# anxiety and friendship



## luvyababygirl (Sep 26, 2005)

i have an anxiety disorder that can be pretty bad sometimes. well- i was going to visit my friend of 9 years who i hadn't seen for about a year. well- in that year my anxiety had gotten worse than she had ever seen (like not wanting to be in big crowds, or having to leave stores because i feel light headed). well- i could sense tension from her but blew it off. then- in the car on the way home i was talking to her on my cell and we got in an argument- well she is the type that dominates the conversation and was speaking to me very condescendingly (she has done this for a while). so- i useually never speak up to her, so i sent her an e-mail the next day telling her how i felt. well- she didn't like that- she responded back by saying i was paranoid, "how can i say that to her" after all the help she has given, that i was bringing her down, and that my anxiety was a sickness that she didn't wanna be around anymore (the funny part about that being she takes paxil herself for anxiety and depression. I was SOOOOO hurt. So i guess my question is- would you ever talk to someone who said those things to you? I know she'll never apologize- and i feel i need one before i could even see her again. What do ya'll think? Thank you


----------



## gamaki (Sep 26, 2005)

Hi~

I am no expert on relationships but I had a really close friend end our friendship a couple years ago and although it wasn't the exact same situation, it sounds very similar. We haven't spoken in two or three years. I know there are a lot of reasons why people stop being friends and there were certainly alot of underlying problems in our situation but I must tell you that when it's all said and done, none of that matters anymore.I don't care who was right or wrong or why the friendship fell apart, I really miss her and I would love to know she is doing well and that there are no hard feelings on her side, as there are none for me. What really hurts is the thought of someone you really care about thinking that you hate them ,or even worse, the thought that perhaps they hate you.

All I know is you should never let pride get in the way of friendships. Life is short, you sometimes don't get a second chance to tell or show people how much they mean to you.


----------



## luvyababygirl (Sep 26, 2005)

ty for the advice- i will keep it in mind. i hope u get a chance to see your friend again.


----------



## phoenix461 (Sep 26, 2005)

A real friend will always be honest with u but in a nice way - not condascending. Sometimes in life, u go through things such as in ur situation and u find out who the person really is. It sounds as if u are more mature than that person. U will find more friends - real friends who will take the time to understand ur anxiety disorder and help u with it. U r right to expect an apology but, since u know that is highly unlikely for it to happen, move on and take care of urself for u!


----------



## Pauline (Sep 29, 2005)

Hi luvyababygirl, i have an anxiety disorder as well, so i understand what you're going through. It sounds to me that this friend of your in very unsymphathetic to your probelm (event hough she should know better being depressed herself). Sometimes people use youe problem agaisnt you, like she did saying you were paranoid.You don't need this condesending person around or in your life, with friends like that who needs enimies.
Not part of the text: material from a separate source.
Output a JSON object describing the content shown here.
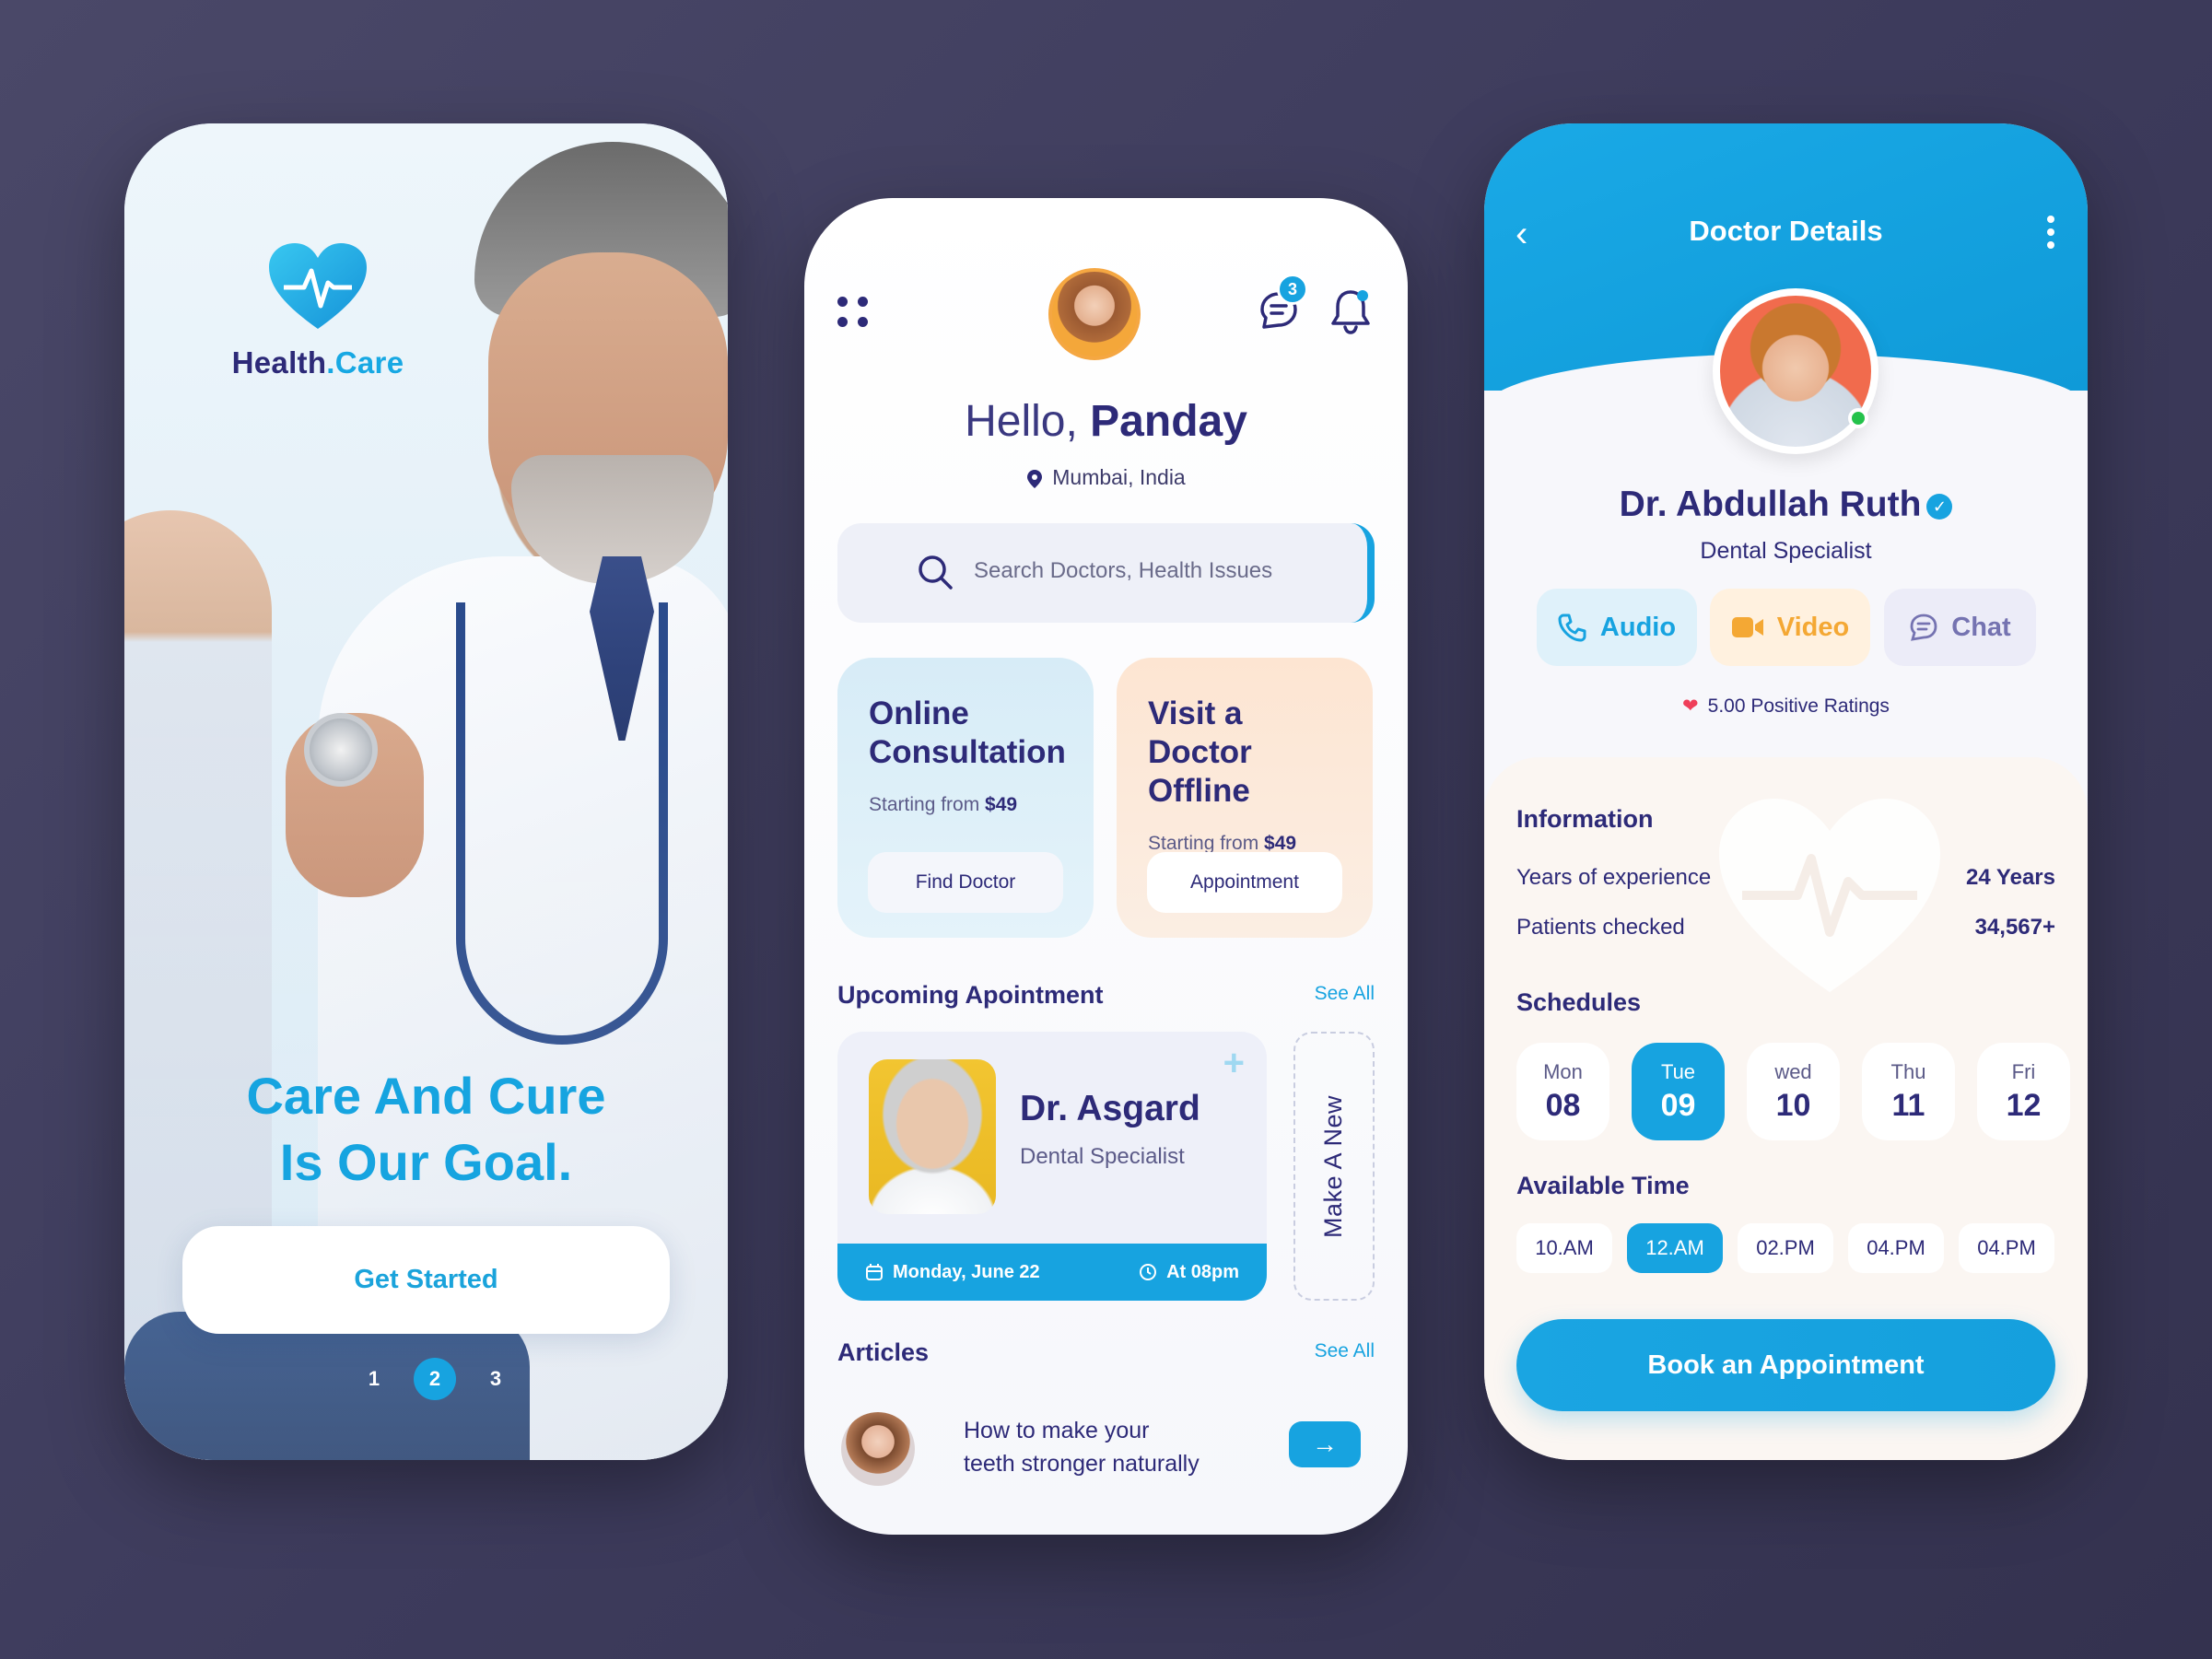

What you need is someone who understands you and treats you with respect.This girl doesn't sound very nice.At least you were brave enough to send her an email telling her how you felt.People like her will only make your illness worse and that's the last thing you need.Tell her if she can't treat you with respect you won't be hanging with her.You deserve better.
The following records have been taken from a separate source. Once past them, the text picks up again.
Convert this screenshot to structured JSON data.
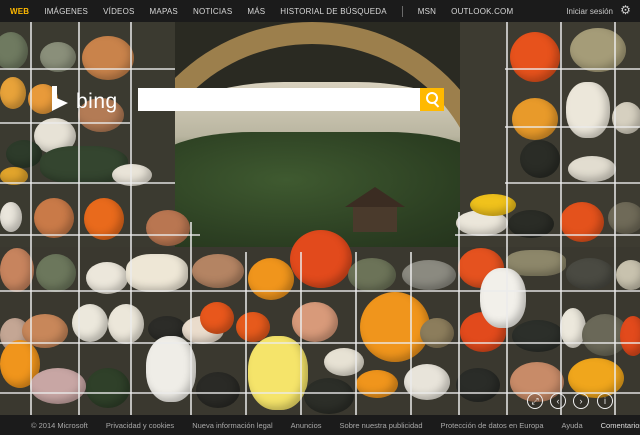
{
  "nav": {
    "items": [
      "WEB",
      "IMÁGENES",
      "VÍDEOS",
      "MAPAS",
      "NOTICIAS",
      "MÁS",
      "HISTORIAL DE BÚSQUEDA"
    ],
    "extra": [
      "MSN",
      "OUTLOOK.COM"
    ],
    "sign_in": "Iniciar sesión",
    "settings_icon": "gear-icon",
    "active_color": "#ffb900"
  },
  "logo": {
    "text": "bing"
  },
  "search": {
    "value": "",
    "button_icon": "search-icon",
    "button_color": "#ffb900"
  },
  "controls": [
    "expand-icon",
    "previous-icon",
    "next-icon",
    "info-icon"
  ],
  "footer": {
    "copyright": "© 2014 Microsoft",
    "links": [
      "Privacidad y cookies",
      "Nueva información legal",
      "Anuncios",
      "Sobre nuestra publicidad",
      "Protección de datos en Europa",
      "Ayuda",
      "Comentarios"
    ]
  }
}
Hope you get things sorted out with her but if not, she wasn;t worth it anyway. You sound like a nice person and ime sure you will attract other nice people to you.It won't be long before you find another more compatable friend.


----------



## babykisses (Oct 22, 2005)

Originally Posted by *luvyababygirl* i have an anxiety disorder that can be pretty bad sometimes. well- i was going to visit my friend of 9 years who i hadn't seen for about a year. well- in that year my anxiety had gotten worse than she had ever seen (like not wanting to be in big crowds, or having to leave stores because i feel light headed). well- i could sense tension from her but blew it off. then- in the car on the way home i was talking to her on my cell and we got in an argument- well she is the type that dominates the conversation and was speaking to me very condescendingly (she has done this for a while). so- i useually never speak up to her, so i sent her an e-mail the next day telling her how i felt. well- she didn't like that- she responded back by saying i was paranoid, "how can i say that to her" after all the help she has given, that i was bringing her down, and that my anxiety was a sickness that she didn't wanna be around anymore (the funny part about that being she takes paxil herself for anxiety and depression. I was SOOOOO hurt. So i guess my question is- would you ever talk to someone who said those things to you? I know she'll never apologize- and i feel i need one before i could even see her again. What do ya'll think? Thank you



Sounds like she was quite mean to you. If she gives you an apology and you are willing to forgive her then that's great, but if she doesn't even apologize for her behaviour, forget about her.Personally if someone would talk to me that way I would drop them, no question about it!


----------



## luvyababygirl (Oct 24, 2005)

once again- thank you to everyone for the advice. pauline- how has your anxiety been, do u have it under control? keep me updated. u guys are the best:icon_love


----------